Je voudrais répondre à certaines de vos craintes.

Tout d'abord, le premier article dans le sommaire du projet de loi, l'alinéa a), se lit comme suit :

Le texte modifie le Code criminel afin :

a) d'ajouter des motifs justifiant la détention sous garde;

D'après nous, on exagère ainsi sa portée. Le projet de loi n'exige rien de plus de la Couronne qu'elle présente des preuves utiles à une libération provisoire et, à exiger du tribunal qu'il en tienne compte. Nous croyons qu'il n'ajoute pas de motifs. C'est le genre de preuves qui a servi pendant des années pour décider des libérations provisoires.
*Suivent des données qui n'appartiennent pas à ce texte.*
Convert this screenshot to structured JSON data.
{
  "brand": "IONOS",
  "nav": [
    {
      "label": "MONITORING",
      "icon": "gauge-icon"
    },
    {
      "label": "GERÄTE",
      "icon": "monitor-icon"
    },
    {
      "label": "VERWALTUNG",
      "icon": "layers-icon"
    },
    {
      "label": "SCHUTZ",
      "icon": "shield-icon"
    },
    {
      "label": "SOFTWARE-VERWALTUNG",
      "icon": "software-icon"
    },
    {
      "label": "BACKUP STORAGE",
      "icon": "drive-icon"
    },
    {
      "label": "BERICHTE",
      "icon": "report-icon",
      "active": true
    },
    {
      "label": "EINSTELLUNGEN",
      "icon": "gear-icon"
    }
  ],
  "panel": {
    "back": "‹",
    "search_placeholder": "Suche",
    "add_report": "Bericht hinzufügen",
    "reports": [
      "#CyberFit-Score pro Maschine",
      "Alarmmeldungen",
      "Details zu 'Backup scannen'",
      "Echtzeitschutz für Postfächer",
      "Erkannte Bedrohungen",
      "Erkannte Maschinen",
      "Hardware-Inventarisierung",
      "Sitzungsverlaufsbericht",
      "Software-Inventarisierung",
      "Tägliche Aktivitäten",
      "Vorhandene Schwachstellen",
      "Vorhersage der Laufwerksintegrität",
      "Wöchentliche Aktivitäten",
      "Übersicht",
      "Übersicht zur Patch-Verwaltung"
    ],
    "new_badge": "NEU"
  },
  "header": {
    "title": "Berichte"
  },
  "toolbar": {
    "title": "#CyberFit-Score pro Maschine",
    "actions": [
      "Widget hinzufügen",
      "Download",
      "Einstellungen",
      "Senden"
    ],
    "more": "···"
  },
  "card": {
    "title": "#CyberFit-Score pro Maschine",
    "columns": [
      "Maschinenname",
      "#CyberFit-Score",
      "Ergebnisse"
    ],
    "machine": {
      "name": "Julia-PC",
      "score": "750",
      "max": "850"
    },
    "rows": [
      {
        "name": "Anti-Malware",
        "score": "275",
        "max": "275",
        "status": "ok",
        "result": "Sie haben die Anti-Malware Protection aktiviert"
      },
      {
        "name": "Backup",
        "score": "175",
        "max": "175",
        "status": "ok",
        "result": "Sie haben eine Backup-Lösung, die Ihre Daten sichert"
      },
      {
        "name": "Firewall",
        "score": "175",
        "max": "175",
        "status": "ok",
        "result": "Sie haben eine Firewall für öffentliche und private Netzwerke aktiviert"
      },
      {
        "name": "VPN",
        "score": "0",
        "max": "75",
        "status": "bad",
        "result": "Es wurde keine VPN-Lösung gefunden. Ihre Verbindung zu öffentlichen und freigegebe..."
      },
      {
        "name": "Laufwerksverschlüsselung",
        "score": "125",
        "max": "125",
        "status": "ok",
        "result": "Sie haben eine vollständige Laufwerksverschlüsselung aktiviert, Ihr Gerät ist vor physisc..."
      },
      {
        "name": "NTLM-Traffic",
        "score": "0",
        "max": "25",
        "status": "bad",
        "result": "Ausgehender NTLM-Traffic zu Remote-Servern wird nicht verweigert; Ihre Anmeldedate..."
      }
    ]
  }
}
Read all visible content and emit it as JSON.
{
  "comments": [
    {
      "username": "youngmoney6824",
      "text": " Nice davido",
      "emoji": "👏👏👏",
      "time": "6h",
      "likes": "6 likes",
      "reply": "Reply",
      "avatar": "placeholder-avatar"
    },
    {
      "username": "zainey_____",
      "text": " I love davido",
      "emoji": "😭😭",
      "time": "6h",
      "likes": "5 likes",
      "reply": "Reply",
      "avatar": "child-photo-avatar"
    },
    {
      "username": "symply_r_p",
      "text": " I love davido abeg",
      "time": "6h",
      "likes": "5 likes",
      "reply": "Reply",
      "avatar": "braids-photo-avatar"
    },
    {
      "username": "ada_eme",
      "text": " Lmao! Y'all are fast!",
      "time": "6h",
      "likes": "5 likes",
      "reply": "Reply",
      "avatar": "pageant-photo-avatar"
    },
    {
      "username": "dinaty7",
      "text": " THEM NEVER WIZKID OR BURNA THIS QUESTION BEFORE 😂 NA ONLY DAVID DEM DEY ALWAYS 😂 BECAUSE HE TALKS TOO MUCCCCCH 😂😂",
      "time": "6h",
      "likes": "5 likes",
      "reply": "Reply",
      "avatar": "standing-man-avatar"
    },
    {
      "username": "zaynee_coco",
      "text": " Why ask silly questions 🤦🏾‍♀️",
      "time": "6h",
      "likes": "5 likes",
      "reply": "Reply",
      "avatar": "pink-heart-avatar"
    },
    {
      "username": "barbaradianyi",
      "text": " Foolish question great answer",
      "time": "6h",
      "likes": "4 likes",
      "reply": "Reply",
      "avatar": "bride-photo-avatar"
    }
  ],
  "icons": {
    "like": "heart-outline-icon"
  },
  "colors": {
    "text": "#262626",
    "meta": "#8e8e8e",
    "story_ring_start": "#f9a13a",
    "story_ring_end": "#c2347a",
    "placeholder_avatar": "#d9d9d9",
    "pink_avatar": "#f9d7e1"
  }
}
Pendant l'étude article par article, vous pourrez envisager de modifier le mot « ajouter » par « clarifier » ou de supprimer cet article.

Ensuite, comme vous le savez, on n'utilise plus « peut » dans l'article 518(1)c). On peut craindre une perte de pouvoir discrétionnaire de la poursuite. Cependant, d'après moi, rendu à ce point dans le processus du système de justice pénale, le devoir de la Couronne est clair : présenter les meilleures preuves, les plus faciles à se procurer sur le risque que présente le contrevenant, relativement aux motifs primaires, secondaires et tertiaires de le détenir.

Il est difficile de prétendre que le passé criminel, les modifications actuelles, la commission d'une infraction aux termes de l'article 145 — comme le fait d'échapper à la garde, d'être en liberté illégale, d'omettre de comparaître et de se conformer à des conditions de mise en liberté — ne sont pas utiles et essentielles à une évaluation du risque. Le tribunal conserve son pouvoir discrétionnaire, après avoir pris en considération tous les renseignements susmentionnés qui auront été communiqués par la Couronne.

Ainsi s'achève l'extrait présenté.